As an aside, please use a different header when talking about a totally
different subject.

That way, people interested in one topic are not confused or annoyed by
off-topic messages in the hijacked thread.


>Here's an interesting follow up question that came up during a group
conversation online last night.  

>Should knights (and perhaps all peers) be required to have associates in
order for their opinion to be considered valid on a polling?

>IE you have no associates?  Then you may discuss candidates for an order
but your polling is invalid or carries half the weight of the pollings from
those that do have >associates.

>Don't know of kingdom or society law would have to change for that to
happen which is the direction most of the discussion took most of the time.

>A side tangent to that was - do you live in kingdom?  No then your polling
is half the weight of those that do live in kingdom.

>Doubt any serious change in this direction would ever happen but it was an
interesting subject I'd never thought about before.

Peers don't vote.  They advise the Crown.

The Crown evaluates the worthiness of the advice and its source.

>From that perspective, it's a non-issue.
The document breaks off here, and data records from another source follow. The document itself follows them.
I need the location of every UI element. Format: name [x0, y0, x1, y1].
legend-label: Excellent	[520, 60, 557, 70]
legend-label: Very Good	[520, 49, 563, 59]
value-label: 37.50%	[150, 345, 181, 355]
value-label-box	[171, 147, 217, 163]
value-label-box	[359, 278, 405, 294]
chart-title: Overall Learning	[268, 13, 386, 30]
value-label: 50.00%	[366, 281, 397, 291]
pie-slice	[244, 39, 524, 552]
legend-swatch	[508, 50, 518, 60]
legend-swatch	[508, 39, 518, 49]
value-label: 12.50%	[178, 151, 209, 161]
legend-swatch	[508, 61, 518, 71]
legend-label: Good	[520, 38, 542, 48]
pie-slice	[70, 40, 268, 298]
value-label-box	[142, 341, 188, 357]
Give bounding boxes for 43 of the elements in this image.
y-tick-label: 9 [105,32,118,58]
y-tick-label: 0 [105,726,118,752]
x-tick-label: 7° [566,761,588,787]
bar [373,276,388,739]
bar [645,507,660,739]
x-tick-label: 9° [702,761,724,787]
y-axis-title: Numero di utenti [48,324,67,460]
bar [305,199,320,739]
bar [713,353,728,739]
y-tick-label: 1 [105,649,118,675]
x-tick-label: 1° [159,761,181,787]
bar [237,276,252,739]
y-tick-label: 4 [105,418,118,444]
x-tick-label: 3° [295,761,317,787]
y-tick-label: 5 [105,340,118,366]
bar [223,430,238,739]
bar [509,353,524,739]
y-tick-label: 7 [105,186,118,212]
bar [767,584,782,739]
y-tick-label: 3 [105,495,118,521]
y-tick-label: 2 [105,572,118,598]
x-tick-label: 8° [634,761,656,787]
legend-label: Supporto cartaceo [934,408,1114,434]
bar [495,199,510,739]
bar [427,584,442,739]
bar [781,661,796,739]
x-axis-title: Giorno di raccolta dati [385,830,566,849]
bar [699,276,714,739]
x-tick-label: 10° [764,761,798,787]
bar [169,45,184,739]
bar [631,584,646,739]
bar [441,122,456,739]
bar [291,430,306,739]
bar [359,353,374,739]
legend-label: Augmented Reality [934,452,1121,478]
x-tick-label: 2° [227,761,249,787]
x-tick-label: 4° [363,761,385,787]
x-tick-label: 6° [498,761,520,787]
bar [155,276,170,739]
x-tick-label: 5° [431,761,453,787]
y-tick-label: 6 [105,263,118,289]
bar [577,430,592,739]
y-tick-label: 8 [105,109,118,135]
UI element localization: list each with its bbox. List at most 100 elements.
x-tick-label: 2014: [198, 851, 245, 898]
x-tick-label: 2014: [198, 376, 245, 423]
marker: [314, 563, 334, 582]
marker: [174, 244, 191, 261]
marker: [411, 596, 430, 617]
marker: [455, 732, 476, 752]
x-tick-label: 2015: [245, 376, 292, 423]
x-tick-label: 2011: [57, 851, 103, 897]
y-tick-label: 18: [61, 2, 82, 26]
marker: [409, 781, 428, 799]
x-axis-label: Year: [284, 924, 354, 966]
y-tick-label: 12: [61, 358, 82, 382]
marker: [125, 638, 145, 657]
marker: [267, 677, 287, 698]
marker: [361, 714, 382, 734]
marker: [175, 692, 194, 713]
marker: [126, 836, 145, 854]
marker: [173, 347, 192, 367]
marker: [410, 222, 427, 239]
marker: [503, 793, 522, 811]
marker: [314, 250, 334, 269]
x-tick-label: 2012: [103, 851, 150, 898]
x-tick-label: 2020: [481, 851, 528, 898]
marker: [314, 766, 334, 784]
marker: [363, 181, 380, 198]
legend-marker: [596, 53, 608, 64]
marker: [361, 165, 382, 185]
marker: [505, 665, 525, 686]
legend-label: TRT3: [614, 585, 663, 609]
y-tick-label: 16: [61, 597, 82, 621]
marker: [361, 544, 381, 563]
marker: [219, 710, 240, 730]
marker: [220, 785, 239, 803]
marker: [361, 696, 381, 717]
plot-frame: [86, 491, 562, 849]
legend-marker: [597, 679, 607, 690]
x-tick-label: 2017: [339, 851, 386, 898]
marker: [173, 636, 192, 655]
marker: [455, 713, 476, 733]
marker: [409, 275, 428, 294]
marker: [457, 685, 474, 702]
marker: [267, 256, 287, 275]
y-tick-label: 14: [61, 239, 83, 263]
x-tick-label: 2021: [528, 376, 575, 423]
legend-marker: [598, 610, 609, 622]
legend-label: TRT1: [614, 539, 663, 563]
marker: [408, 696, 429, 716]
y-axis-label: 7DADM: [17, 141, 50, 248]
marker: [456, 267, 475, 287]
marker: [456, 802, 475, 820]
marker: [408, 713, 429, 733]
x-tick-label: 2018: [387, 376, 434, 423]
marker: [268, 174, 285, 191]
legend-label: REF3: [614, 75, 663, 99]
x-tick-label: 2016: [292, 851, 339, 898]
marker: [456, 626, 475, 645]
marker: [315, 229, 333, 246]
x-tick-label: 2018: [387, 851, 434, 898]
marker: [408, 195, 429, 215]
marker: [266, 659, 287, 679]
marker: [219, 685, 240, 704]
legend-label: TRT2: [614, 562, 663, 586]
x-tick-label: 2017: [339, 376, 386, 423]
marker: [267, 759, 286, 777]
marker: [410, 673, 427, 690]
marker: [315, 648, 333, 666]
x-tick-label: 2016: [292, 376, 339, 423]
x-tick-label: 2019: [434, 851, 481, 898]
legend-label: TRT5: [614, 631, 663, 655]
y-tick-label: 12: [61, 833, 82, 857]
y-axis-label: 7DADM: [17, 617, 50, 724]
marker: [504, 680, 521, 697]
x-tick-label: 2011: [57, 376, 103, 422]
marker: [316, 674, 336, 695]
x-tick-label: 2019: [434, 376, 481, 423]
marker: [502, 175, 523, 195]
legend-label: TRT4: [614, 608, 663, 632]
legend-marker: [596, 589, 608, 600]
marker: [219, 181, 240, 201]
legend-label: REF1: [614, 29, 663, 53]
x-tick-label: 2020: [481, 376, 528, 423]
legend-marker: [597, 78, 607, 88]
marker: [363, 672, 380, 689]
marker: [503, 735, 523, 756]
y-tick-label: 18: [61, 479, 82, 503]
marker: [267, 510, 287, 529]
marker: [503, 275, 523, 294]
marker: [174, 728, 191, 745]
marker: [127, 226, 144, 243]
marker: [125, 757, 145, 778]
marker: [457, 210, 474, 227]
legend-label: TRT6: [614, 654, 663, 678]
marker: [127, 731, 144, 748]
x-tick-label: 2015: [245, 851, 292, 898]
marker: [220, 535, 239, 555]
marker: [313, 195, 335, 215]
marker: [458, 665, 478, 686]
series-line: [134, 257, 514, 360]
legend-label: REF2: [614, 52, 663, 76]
As a rule, I find it poorly constructed and unlikely to achieve its ends.

For example, a knight successfully trains all three of their squires, who
get knighted over a few months.  Under your rule, the knight would get half
a vote.  Another knight, who had unsuccessfully trained one squire for the
last 10 years, would get a full vote.  That's counter-productive if the
intent is to have knights actively training folks get more say in the
process.

A peer who moves out of kingdom permanently typically is released from
service and takes up service in their new kingdom.  Someone on an extended
temporary duty assignment might not do so.  Under the proposed rule, a
knight who knows the candidate really well, and keeps active contact with
that candidate, moves 1 mile across the border into Tennessee.  Their vote
would count half of a knight who lives in kingdom, never knew the candidate,
and hasn't even heard of them.  Again, the intent of the rule doesn't match
the results that would come from enforcing it.

In reality, the Crown - assuming it pays attention to the advice, which it
is not obligated to do - takes the circumstances into account and weighs
that advice accordingly. The opinion of some peers might be weighted more
than others because some peers are more respected by a given Crown than
others.  I know you have very definite opinions about the worthiness of some
peers, so I'm sure you'll understand why that is so.